Advertisement

The Advocate

From the Shelf

This November's Advocate contains much that, like the season, is mature as well as sophisticated. Mature writing shows signs of careful reflection about the subject--sophisticated writing, merely about the style. Alone, the former will be dull at first reading, the latter perhaps not dull before the second or third reading. The two traits well combined make for what the uninitiated call good writing; they are best combined here in an excerpt from a picaresque novel by Richard Robinson, and in at least two poems, "Epithalamion, 4 A.M." by Stephen Sandy, and "To Speed and Greta" by Richard Sommer.

Robinson's piece is the description by a man, of (as yet) unrevealed age and circumstances, of his childhood in Rome. The core of the episode is the tension between two parts of the child's education for and in life: the severe intellectual discipline to which his father subjects him, and the sensuousness of his environment, Rome.

A feeling of restrained emotion pervades each paragraph; the prose is unpoetical in any obvious sense--you can't scan it--but is yet extremely rich, especially in its combinations of sight and touch. Tension mounts to find release in some sensation such as the feel of soft fabric after a description of a memory exercise.
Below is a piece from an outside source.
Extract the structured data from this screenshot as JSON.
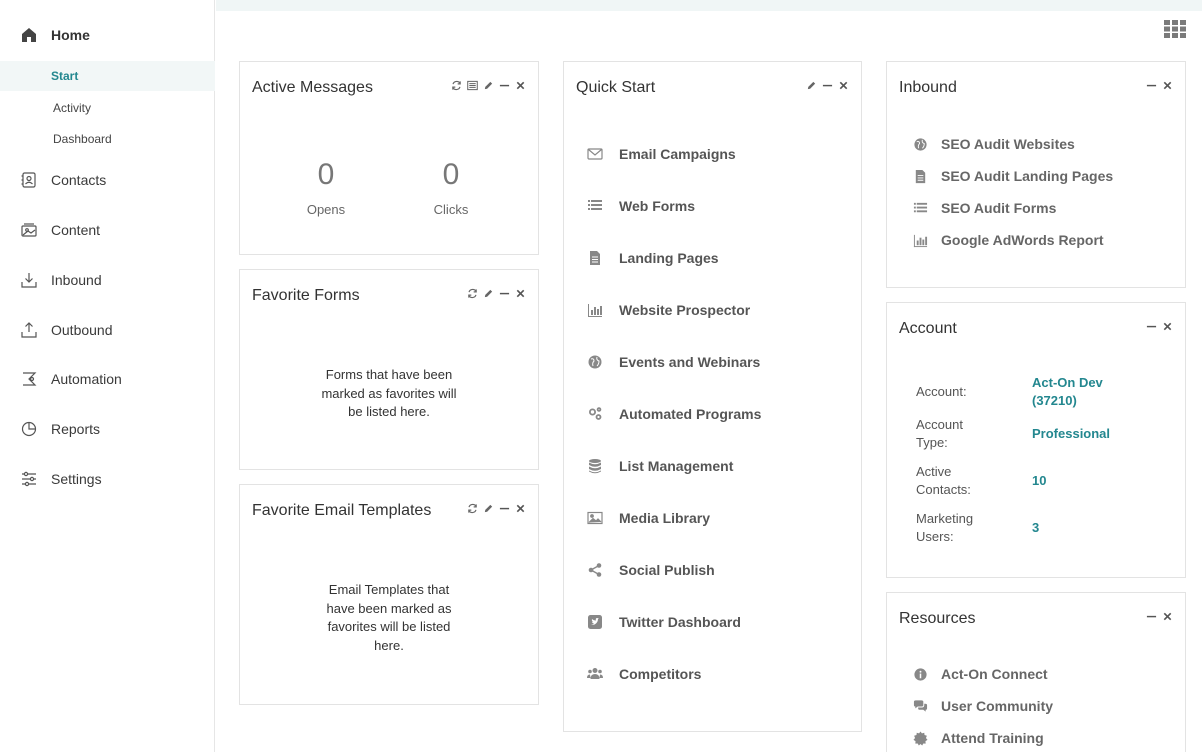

The selection printed in the Advocate has the virtue of containing ideas, both explicit, as the narrator is intelligent and articulate, and, we may infer, implicit, as Robinson can control the relationship between the reader and the narrator. Unfortunately, a defect of the "excerpt from a novel" as a literary form is here evident; the figure of the narrator can only begin to emerge. The reader finishes wanting to see more and unable to find it in print.

"Epithalamion, 4 A.M.," Sandy's poem, sings softly but firmly of the love of a bride and bridegroom, of dawn, joy, time, life, and the fear of death or the end of a moment. That's a large demand to make of any poem, but Sandy succeeds. A few metaphoric rough spots briefly mar the first three stanzas, but the last four rise evenly to a climax of considerable force, thanks to careful variations of rhythm combined with a consistent metaphor.

Advertisement

The full title of Richard Sommer's poem is "To Speed and Greta: A Word About Your Friend, Dead in Ambush; Algeria, November 1, 1957." It is a kind and wise, but realistic "Word." Sommer talks in verse about the memory of a dead friend and troubling inadequacies of memory. The metaphor of "masks" and "manikin" creates a speculative whole that reveals with emotion the sense of emptiness a death creates. One or two lines are too harsh for the general tone of the poem, however.
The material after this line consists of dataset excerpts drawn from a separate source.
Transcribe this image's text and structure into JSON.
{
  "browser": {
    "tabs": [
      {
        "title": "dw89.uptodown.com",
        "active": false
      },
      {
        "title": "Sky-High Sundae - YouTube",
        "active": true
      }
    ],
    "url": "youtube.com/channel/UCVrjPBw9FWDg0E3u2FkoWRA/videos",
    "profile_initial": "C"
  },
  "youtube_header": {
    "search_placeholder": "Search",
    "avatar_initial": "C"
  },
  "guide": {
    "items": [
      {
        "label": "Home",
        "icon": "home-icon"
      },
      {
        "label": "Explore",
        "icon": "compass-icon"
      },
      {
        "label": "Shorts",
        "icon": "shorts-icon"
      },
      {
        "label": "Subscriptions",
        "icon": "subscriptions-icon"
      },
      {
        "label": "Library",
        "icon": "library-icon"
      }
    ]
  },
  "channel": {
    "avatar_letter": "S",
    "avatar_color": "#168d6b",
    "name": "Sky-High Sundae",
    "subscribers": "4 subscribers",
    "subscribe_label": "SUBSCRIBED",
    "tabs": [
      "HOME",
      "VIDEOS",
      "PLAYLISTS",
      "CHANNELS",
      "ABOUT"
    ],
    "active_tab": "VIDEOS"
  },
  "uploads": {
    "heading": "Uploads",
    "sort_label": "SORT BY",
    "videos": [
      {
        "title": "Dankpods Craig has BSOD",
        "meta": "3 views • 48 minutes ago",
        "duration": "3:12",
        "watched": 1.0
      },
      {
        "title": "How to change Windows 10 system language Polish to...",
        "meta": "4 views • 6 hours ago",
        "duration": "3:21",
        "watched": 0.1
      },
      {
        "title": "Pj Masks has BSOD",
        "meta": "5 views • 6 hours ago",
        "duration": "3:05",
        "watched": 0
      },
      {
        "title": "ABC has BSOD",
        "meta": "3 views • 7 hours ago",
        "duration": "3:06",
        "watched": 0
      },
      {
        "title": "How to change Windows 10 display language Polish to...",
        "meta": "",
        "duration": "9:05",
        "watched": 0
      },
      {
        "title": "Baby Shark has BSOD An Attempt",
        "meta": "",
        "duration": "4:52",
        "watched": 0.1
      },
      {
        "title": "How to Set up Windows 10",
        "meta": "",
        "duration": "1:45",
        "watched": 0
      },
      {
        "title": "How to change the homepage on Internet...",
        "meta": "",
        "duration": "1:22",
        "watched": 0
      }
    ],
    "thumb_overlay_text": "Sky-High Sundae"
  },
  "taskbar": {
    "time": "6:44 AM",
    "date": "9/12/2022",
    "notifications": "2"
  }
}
Also especially worthy of mention is Thomas Whitbread's "The Noble Reader and the Sight of Words." Actually more a prose poem than anything else, it describes the distraction which the image of words on a page can offer in an attempt to find their sense. Lightly philosophic, it is easy to read, despite the myriad images.
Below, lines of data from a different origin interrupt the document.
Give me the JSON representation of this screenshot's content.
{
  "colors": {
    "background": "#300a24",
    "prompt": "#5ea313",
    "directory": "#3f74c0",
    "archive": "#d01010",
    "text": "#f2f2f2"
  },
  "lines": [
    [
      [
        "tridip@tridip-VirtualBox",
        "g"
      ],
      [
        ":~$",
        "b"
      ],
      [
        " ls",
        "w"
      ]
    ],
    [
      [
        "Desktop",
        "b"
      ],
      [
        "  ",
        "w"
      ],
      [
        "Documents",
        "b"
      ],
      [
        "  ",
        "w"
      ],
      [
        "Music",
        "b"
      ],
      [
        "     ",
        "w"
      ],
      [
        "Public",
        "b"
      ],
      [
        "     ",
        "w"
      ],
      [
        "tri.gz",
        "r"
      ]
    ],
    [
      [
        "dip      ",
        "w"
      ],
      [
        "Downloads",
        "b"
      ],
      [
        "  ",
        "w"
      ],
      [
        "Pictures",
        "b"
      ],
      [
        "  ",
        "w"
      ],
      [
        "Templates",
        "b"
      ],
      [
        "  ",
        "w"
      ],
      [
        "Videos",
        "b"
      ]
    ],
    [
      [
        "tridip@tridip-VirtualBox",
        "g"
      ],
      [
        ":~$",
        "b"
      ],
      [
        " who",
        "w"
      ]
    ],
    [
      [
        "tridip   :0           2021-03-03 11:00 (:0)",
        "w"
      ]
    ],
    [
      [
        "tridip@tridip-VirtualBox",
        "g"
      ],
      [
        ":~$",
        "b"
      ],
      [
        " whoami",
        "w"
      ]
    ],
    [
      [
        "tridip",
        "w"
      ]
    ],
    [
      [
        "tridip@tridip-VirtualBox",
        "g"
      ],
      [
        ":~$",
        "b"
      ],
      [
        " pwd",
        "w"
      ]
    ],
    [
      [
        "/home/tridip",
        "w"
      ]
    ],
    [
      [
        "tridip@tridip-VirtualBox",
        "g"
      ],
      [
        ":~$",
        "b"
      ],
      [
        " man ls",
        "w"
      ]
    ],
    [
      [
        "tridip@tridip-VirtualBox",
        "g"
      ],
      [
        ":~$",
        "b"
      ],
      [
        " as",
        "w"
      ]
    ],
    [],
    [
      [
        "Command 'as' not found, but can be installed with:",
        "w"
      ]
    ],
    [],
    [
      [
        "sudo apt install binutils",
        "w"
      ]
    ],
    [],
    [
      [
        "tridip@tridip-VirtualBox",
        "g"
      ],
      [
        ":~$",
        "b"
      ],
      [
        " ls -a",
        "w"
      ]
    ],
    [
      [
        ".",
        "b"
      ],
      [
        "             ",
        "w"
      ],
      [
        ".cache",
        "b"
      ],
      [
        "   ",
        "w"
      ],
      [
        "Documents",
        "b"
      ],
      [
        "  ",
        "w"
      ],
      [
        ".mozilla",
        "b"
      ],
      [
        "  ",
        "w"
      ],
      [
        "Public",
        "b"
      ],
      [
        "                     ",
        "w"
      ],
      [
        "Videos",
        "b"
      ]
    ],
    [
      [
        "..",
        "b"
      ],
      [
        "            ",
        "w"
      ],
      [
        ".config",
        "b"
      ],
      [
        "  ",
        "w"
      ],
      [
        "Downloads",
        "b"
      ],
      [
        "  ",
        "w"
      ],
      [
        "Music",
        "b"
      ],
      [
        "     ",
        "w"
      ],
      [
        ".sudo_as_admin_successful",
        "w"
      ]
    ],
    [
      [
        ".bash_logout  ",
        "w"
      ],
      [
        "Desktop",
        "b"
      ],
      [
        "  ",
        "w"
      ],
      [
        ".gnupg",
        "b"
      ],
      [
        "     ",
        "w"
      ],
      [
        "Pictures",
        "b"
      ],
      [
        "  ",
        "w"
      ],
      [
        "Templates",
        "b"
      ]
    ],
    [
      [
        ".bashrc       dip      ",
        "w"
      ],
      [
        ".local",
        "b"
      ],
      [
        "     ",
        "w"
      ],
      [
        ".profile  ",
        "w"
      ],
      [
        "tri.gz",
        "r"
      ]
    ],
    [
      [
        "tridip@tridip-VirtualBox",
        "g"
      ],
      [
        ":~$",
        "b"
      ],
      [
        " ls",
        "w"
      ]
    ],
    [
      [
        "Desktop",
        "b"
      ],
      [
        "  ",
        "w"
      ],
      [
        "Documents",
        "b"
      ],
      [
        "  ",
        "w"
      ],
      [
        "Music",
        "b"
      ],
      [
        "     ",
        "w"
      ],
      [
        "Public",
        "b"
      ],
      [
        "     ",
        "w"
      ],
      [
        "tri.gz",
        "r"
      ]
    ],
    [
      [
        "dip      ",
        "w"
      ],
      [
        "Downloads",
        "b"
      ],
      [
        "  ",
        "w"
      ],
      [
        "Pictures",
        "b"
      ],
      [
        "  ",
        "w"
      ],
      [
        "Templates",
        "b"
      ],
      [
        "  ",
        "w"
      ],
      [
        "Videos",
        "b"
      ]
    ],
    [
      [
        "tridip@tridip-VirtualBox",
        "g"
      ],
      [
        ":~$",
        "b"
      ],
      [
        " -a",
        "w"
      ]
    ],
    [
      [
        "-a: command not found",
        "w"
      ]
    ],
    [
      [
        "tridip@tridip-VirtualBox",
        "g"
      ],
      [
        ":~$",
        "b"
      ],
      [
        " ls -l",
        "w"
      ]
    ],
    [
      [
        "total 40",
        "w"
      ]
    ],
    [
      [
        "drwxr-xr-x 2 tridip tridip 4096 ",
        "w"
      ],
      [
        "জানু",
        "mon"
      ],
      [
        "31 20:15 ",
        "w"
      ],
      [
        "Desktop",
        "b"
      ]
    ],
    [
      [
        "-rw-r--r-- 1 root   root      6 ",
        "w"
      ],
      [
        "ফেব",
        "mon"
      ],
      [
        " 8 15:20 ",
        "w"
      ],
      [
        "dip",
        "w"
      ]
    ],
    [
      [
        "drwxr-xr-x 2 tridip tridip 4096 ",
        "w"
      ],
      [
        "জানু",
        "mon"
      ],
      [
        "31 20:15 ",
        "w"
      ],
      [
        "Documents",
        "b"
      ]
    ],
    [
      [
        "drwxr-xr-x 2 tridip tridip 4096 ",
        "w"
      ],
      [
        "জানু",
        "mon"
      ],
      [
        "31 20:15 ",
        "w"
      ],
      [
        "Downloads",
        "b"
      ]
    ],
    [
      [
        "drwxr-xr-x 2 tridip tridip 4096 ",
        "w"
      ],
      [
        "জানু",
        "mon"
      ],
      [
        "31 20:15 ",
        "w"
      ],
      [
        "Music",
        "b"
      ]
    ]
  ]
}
The rest of this issue fall short, in varying degrees, of the quality of the four pieces mentioned above. Sandy has another poem, "Vale," of "the morning after" variety. Some good metaphors lose out to bad ones and hazy grammar. "We See No Phoenix," by Jonathan Revere, is confused by inconsistent metaphor, though some bright colors and clear rhymes save it from dullness.

"Notes on the Demise of Charon" by Sandy Kaye has precise sounds and three minutely detailed images and is static. The short story by Mary Kaye, too highly stylized, provokes no emotions except near the very end.

Two further poems by Whitbread are successful within their own limitations. "Don Ottavio" is a very tight little tale treated with a light touch and and a shrug--amusing and bemused. "Notices" entertains.

A special category must be reserved for Arthur Freeman's "The Zoo of You." Freeman can play games with poetry and win them, as he does here. To the moment, he has also kept ahead of the post office authorities.